I guess things like recursive self-improvement. You wouldn’t want to let your little AI go off and update its own code without you having oversight. Maybe that should even be a licensed activity—you know, just like for handling anthrax or nuclear materials.
Or, like, we have not allowed drones in any public spaces, right? It’s a licensed activity. You can’t fly them wherever you want, because they present a threat to people’s privacy.
I think everybody is having a complete panic that we’re not going to be able to regulate this. It’s just nonsense. We’re totally going to be able to regulate it. We’ll apply the same frameworks that have been successful previously.
But you can see drones when they’re in the sky. It feels naïve to assume companies are just going to reveal what they’re making. Doesn’t that make regulation tricky to get going?
We’ve regulated many things online, right? The amount of fraud and criminal activity online is minimal. We’ve done a pretty good job with spam. You know, in general, [the problem of] revenge porn has got better, even though that was in a bad place three to five years ago. It’s pretty difficult to find radicalization content or terrorist material online. It’s pretty difficult to buy weapons and drugs online.
[Not all Suleyman’s claims here are backed up by the numbers. Cybercrime is still a massive global problem. The financial cost in the US alone has increased more than 100 times in the last decade, according to some estimates. Reports show that the economy in nonconsensual deepfake porn is booming. Drugs and guns are marketed on social media. And while some online platforms are being pushed to do a better job of filtering out harmful content, they could do a lot more.]
So it’s not like the internet is this unruly space that isn’t governed. It is governed. And AI is just going to be another component to that governance.
It takes a combination of cultural pressure, institutional pressure, and, obviously, government regulation. But it makes me optimistic that we’ve done it before, and we can do it again.

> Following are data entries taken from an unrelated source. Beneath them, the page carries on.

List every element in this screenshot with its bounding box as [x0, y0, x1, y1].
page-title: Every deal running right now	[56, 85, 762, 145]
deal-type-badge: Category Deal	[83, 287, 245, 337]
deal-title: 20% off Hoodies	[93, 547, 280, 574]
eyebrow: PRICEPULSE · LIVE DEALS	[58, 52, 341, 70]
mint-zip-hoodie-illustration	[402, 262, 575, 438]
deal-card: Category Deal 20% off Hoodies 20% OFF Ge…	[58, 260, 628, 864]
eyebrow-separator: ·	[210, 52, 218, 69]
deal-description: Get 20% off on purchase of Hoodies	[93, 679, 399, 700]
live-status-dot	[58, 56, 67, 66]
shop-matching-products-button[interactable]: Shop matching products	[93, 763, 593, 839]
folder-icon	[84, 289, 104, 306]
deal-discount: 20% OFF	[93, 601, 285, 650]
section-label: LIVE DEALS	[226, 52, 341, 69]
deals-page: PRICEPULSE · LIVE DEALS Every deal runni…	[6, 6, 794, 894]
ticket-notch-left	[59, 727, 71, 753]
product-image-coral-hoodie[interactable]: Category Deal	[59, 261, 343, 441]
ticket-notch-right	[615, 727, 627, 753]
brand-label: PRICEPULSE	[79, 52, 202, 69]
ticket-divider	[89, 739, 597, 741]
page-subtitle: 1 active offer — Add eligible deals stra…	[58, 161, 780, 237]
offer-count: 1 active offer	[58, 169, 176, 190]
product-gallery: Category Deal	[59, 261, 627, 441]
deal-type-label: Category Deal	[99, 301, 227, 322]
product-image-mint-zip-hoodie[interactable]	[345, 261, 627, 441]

Controlling AI will be an offshoot of internet regulation—that’s a far more upbeat note than the one we’ve heard from a number of high-profile doomers lately.
I’m very wide-eyed about the risks. There’s a lot of dark stuff in my book. I definitely see it too. I just think that the existential-risk stuff has been a completely bonkers distraction. There’s like 101 more practical issues that we should all be talking about, from privacy to bias to facial recognition to online moderation.
We should just refocus the conversation on the fact that we’ve done an amazing job of regulating super complex things. Look at the Federal Aviation Administration: it’s incredible that we all get in these tin tubes at 40,000 feet and it’s one of the safest modes of transport ever. Why aren’t we celebrating this? Or think about cars: every component is stress-tested within an inch of its life, and you have to have a license to drive it.
Some industries—like airlines—did a good job of regulating themselves to start with. They knew that if they didn’t nail safety, everyone would be scared and they would lose business.
But you need top-down regulation too. I love the nation-state. I believe in the public interest, I believe in the good of tax and redistribution, I believe in the power of regulation. And what I’m calling for is action on the part of the nation-state to sort its shit out. Given what’s at stake, now is the time to get moving.